Figure 11 shows the detected bounding boxes with the conventional CenterNet [2], predicted density maps with KDMG [10], and detected bounding boxes with the proposed Mada-CenterNet. As presented in Table 1, KDMG and CenterNet were the best models among the counting approaches based on density map estimation and detection, respectively. Therefore, only these two models were visually compared with the proposed Mada-CenterNet. In Figure 11, the numbers above the images represent the measured and predicted pest count. As shown in the figures, the proposed model can provide a more accurate number of pests than the KDMG and CenterNet. Unlike the existing object detection datasets [5], the input pest images include severe pose and scale variations, occlusion, and color/shape similarities. Although the KDMG and CenterNet are SOTA models, they have limitations in overcoming challenging problems. However, the proposed Mada-CenterNet incorporates deformable and multiscale joint feature learning via the between-hourglass skip connection, thereby addressing occlusion and pose/scale variation problems, finally improving the pest counting accuracy.

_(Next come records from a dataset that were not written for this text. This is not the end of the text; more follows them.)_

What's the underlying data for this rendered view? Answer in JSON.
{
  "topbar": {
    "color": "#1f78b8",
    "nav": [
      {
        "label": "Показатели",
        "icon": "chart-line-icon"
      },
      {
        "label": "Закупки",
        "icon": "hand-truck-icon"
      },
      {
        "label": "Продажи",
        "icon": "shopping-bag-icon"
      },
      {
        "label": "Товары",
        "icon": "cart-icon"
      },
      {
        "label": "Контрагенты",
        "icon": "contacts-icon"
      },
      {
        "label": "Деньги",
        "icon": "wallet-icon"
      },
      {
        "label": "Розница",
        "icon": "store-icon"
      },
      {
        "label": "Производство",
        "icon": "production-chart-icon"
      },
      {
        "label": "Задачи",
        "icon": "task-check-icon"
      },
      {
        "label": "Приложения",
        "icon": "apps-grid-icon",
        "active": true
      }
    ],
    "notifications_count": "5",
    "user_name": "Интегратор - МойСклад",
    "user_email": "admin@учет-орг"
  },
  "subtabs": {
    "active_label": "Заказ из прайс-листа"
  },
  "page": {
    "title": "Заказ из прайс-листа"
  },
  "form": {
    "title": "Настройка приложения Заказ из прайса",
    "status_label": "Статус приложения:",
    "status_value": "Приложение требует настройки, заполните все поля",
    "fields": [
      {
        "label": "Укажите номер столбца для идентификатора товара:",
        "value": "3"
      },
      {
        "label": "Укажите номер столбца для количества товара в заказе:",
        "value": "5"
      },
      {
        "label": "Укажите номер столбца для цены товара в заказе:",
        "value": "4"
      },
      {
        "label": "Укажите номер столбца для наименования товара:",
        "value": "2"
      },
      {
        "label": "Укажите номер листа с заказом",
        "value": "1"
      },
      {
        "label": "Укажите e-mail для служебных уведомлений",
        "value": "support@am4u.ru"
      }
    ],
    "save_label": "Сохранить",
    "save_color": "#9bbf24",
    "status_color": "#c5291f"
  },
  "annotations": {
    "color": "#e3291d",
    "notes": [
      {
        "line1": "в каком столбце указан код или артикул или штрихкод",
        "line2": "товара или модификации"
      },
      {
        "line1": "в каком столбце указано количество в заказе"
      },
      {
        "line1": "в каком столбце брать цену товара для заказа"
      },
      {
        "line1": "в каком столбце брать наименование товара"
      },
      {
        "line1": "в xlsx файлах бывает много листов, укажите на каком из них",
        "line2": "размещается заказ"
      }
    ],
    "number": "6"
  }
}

Figure 12 shows an example in which the proposed Mada-CenterNet is more robust against the pose variation and occlusion problems than CenterNet. As shown in Figure 12, the left and right columns show the detection results with the conventional CenterNet and the proposed Mada-CenterNet. In the left column, blue arrows indicate pests that were not detected by CenterNet. These results confirmed that the proposed model was more robust to pose variation and occlusion problems than CenterNet owing to the use of multiscale attention and deformable convolution.

6. Conclusions

This study presented a new Mada-CenterNet model for trap-based pest counting. Unlike object detection image datasets, pest images captured using a lighting trap can have severe pose and scale variations and even occlusion. Moreover, they have a similar appearance in color and texture, making pest counting challenging. To solve these problems, three main aspects were greatly advanced compared with CenterNet. First, a multiscale heatmap generation approach was adopted in a two-step fashion to adaptively learn the changes in the number of pests. Second, the internal LR and HR joint feature learning was modeled via between-hourglass skip connection and scaled dot-product attention to boost the internal HR features. Third, geometric deformation was incorporated into the between-hourglass skip connection to be more agnostic to pose variations and occlusion problems. The experimental results confirm that the proposed Mada-CenterNet was extremely effective in overcoming the scale/pose variations, texture similarity, and occlusion problems that appear in pest images. The proposed model upgraded the conventional CenterNet for trap-based pest counting. Moreover, the proposed Mada-CenterNet surpassed the SOTA models, including counting by detection and by density map estimation.

Author Contributions

Conceptualization, methodology, writing, funding acquisition, and supervision, C.-H.S.; software, validation, and data curation, J.-H.L. All authors have read and agreed to the published version of the manuscript.

Funding

This work was carried out with the support of the Cooperative Research Program for Agriculture Science & Technology Development (grant no: PJ016303) and the National Institute of Crop Science (NICS), Rural Development Administration (RDA), Republic of Korea.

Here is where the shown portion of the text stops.